Rules have varied over time and by location but there is always a requirement that the heel must be of a certain height and thinness. Initially in the Netherlands, shoes required a 7cm lift and could be no wider than 1.5cm at the base. The shoe choice is the only thing you need to worry about though as the race itself is uncomplicated – a straight line dash to the finish. Races are typically very short, meaning pure speed rather than endurance is the focus. What constitutes a ‘good time’ is hard to say but for reference, know that a Danish woman named Majken Sichlau managed to travel 100m in just 13.557 seconds when wearing high heels. Check out the video below!
Pack Burro Racing
We have already had a race featuring horses but so far absolutely nothing that involves donkeys, a terrible oversight on our part for sure. While many of us associate donkeys with being a slow, plodding creature, often seen being led across British beaches, they are actually quite willing runners. Pack burro racing has deep roots in the history of Colorado which was formerly a mining area. Back in the day, workers would take their burro (Spanish word for donkey) through the mountains, walking side by side with them while they carried their equipment.
To commemorate these miners, for decades Colorado locals have held donkey races in a sport which has since being recognised as a summer heritage sport. During the races, riding your donkey is strictly prohibited but you are allowed to pick them up if they are tiring. Good luck with that though given that even a small donkey will weigh at least 80kg. Due to this, normally what happens is the person-donkey pair will jog/walk side-by-side connected by a rope 4.6m in length. To keep an authentic feel to the race, burros will carry 15kg of traditional mining gear.
There are a variety of races that take place across Colorado but the so called ‘Triple Crown’ involves a 29-mile ultra-marathon, a 22-mile contest in Leadville and a much shorter 12 miler in Buena Vista, usually the following week.
Marathon du Medoc
To complete our list of wacky and wonderful races, our attention moves across to France, home of the Marathon du Medoc. It should not be considered a truly ‘competitive’ event though due to all the stoppages it features. Instead of arduously jogging for 26 miles straight until reaching the finish line, think of this as being an extremely long tourist experience. And, like the Krispy Kreme challenge, there is a high chance you will consume more calories than you burn, even over 26.2 miles! During your self-led tour, you will make many stop-offs in the vineyards of Medoc to take part in a range of activities.

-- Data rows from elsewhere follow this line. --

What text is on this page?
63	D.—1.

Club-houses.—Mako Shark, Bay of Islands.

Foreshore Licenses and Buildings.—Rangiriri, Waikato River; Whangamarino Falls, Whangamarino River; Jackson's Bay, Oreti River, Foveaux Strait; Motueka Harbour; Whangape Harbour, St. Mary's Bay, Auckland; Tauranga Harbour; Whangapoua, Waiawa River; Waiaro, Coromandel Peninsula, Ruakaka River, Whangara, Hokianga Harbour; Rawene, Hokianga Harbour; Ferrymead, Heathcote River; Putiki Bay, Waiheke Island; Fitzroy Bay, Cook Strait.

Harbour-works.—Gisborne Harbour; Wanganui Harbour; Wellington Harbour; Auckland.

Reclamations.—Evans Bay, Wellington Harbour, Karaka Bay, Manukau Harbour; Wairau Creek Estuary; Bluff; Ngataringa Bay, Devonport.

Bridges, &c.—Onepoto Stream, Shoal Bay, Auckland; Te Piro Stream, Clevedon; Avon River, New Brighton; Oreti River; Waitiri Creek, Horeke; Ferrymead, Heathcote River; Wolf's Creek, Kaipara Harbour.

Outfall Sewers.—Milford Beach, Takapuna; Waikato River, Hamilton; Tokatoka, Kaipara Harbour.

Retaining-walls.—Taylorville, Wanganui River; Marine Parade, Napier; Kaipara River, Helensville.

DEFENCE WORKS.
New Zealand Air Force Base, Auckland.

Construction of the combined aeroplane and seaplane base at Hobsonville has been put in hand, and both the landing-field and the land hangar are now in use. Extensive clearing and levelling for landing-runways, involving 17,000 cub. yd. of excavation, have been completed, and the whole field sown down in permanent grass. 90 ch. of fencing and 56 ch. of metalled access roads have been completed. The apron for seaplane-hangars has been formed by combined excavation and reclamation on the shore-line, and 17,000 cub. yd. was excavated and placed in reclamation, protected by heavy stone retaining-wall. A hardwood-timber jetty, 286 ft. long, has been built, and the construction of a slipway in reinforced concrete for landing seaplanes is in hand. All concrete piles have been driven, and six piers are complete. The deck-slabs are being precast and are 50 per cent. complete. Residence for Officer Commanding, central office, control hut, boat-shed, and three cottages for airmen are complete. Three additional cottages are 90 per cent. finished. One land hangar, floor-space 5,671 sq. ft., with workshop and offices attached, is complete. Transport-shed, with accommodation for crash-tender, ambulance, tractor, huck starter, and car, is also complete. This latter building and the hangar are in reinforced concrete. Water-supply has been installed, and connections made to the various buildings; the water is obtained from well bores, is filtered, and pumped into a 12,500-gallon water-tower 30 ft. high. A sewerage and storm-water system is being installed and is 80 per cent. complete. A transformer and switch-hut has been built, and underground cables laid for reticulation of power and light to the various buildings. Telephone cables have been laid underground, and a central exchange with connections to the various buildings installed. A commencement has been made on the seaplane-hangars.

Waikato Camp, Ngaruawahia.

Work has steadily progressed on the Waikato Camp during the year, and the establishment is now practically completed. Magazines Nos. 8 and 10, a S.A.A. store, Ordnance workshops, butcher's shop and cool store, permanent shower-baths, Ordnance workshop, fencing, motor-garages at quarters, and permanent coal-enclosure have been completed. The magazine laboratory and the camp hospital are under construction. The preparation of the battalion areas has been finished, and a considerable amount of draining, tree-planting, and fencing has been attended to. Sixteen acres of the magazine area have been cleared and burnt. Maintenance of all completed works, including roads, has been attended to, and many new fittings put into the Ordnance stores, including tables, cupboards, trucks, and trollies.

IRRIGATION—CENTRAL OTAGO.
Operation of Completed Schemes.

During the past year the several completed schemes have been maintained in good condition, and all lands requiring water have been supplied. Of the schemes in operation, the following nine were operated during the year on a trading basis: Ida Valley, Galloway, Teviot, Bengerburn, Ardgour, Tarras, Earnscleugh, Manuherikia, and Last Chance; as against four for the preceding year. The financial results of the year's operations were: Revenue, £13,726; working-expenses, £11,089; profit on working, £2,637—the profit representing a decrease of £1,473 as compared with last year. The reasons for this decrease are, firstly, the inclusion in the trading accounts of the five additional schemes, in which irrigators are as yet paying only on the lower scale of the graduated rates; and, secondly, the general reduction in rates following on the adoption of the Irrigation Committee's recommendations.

Truly a race that pleases both the ears and taste buds, not only is the course littered with orchestras but there are 23 wine-tasting posts plus extras for trying out the likes of ice cream, oysters, foie gras and steak. To add to the uniqueness of the event, the vast majority of runners race in costumes, many of which are less than forgiving under the French sun. With all the stoppages, distractions and alcohol consumption, times clocked here are much slower than for a normal marathon. There is a time limit of six-and-a-half hours imposed though, so you do need to be a semi-decent runner to really make the most of the experience. That time is actually pretty impressive given quite how much wine many of the entrants will imbibe.